A client with diabetes mellitus and a new prescription for insulin is being discharged. Which of the following actions should the nurse plan to complete first?
- A. Provide the client with printed information on insulin self-administration.
- B. Obtain printed information on insulin self-administration.
- C. Make a copy of the medication reconciliation form for the client.
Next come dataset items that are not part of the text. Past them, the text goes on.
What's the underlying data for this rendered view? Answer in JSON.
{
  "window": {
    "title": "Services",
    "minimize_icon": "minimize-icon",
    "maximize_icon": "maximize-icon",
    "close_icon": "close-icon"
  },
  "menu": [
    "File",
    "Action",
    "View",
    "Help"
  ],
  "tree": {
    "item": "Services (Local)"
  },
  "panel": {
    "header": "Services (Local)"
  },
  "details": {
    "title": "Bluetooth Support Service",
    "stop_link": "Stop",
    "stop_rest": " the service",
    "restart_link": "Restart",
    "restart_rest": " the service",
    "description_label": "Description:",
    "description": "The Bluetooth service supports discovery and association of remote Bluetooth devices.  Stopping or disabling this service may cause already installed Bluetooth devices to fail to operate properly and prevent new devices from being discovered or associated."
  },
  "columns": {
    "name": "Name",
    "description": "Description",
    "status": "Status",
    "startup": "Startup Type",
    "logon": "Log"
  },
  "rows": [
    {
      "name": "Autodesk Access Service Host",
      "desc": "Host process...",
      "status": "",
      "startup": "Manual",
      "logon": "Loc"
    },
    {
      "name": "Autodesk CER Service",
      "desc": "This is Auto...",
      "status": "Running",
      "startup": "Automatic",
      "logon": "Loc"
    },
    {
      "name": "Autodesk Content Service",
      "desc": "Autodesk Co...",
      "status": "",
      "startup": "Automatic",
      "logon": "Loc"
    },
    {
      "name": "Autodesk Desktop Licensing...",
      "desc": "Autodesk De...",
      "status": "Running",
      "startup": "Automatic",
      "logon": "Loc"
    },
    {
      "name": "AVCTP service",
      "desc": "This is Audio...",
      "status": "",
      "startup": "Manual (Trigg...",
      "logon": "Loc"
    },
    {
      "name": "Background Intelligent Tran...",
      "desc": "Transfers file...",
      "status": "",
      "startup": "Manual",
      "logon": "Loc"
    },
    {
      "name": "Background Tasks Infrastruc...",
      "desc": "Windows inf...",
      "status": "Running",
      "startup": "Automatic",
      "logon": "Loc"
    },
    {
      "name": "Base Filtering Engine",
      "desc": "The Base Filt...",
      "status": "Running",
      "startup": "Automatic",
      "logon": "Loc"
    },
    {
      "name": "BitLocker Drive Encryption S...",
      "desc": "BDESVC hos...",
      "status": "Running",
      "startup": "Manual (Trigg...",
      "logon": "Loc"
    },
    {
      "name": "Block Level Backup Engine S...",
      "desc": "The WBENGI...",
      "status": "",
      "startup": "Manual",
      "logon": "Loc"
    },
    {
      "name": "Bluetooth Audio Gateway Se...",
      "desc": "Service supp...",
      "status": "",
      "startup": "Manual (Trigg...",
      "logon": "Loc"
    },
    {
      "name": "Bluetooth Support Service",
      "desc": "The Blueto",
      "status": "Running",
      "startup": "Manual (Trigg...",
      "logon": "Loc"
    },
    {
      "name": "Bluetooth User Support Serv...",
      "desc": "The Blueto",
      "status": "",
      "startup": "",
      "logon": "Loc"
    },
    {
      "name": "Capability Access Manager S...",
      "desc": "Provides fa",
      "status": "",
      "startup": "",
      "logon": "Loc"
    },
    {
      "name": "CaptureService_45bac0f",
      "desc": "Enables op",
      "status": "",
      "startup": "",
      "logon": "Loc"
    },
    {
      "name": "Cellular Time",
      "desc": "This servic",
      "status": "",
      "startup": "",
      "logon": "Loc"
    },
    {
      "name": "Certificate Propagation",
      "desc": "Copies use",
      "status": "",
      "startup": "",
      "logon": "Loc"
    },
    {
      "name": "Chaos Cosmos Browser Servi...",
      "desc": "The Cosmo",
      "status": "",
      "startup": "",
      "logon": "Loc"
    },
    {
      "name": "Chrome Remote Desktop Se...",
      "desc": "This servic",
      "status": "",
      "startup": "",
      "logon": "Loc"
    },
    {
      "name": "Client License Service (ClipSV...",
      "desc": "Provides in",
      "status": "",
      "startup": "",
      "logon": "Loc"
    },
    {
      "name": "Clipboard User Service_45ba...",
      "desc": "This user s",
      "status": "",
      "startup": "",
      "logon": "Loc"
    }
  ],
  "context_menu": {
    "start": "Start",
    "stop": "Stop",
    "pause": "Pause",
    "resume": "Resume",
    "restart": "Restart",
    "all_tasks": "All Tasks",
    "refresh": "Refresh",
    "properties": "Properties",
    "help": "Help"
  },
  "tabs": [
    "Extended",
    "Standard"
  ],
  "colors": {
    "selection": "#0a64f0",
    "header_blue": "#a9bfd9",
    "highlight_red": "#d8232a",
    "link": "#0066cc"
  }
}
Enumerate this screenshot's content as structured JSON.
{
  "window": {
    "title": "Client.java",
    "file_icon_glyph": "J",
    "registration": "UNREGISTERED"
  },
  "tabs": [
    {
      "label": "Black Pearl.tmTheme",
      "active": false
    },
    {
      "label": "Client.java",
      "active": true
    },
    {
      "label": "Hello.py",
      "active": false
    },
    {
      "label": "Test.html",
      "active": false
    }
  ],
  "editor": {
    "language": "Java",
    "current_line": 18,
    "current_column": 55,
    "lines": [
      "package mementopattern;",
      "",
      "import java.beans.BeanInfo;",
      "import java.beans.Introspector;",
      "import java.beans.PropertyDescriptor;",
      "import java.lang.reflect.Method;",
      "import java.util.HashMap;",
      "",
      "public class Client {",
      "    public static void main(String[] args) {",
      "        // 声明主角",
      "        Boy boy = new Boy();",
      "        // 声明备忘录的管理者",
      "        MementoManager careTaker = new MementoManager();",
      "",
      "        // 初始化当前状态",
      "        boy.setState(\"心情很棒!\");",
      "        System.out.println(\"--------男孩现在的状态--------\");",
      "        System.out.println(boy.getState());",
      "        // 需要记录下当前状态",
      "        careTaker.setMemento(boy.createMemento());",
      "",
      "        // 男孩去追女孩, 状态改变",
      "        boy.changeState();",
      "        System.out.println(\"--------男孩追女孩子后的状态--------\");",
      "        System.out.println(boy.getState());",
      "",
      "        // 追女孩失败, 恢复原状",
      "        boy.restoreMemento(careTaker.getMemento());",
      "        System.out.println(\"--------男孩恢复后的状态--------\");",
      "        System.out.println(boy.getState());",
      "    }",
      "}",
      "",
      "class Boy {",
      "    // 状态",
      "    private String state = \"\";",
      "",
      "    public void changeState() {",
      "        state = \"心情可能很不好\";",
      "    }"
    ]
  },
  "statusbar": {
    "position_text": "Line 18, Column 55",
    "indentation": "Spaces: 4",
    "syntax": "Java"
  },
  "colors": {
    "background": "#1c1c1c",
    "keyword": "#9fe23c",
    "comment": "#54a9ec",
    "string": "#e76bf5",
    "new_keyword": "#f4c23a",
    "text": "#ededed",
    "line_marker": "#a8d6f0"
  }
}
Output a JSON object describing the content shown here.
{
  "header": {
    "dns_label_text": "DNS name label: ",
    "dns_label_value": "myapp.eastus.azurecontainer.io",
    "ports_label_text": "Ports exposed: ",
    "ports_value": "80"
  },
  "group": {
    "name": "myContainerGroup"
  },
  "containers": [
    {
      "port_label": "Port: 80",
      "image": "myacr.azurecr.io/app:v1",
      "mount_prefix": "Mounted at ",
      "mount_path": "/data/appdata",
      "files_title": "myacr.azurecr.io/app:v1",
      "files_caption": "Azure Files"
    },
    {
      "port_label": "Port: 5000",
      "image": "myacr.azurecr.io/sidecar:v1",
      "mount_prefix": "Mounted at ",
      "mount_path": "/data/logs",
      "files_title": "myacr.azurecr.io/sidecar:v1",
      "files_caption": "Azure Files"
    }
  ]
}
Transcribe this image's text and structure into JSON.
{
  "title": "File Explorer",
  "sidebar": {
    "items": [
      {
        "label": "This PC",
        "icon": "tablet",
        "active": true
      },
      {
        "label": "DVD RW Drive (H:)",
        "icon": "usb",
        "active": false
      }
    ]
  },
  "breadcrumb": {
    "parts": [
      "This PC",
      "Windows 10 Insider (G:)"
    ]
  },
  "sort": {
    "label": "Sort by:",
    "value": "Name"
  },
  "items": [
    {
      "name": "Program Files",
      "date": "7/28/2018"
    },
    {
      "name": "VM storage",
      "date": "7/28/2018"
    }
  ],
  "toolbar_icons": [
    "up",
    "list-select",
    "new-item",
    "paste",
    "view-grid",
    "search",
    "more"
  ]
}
- D. Determine whether the client can afford the insulin administration supplies.
Correct Answer: B
Rationale: Obtaining printed information on insulin self-administration should be the nurse's first priority. This action ensures that the client has the necessary knowledge to safely self-administer insulin at home. Providing the client with printed information (Choice A) is essential to empower the client with the required knowledge before considering additional resources. Making a copy of the medication reconciliation form for the client (Choice C) is important for documentation purposes but not as urgent as ensuring the client's understanding of insulin administration. Determining the client's ability to afford insulin administration supplies (Choice D) is crucial but should follow after ensuring the client is equipped with the necessary information for safe self-administration.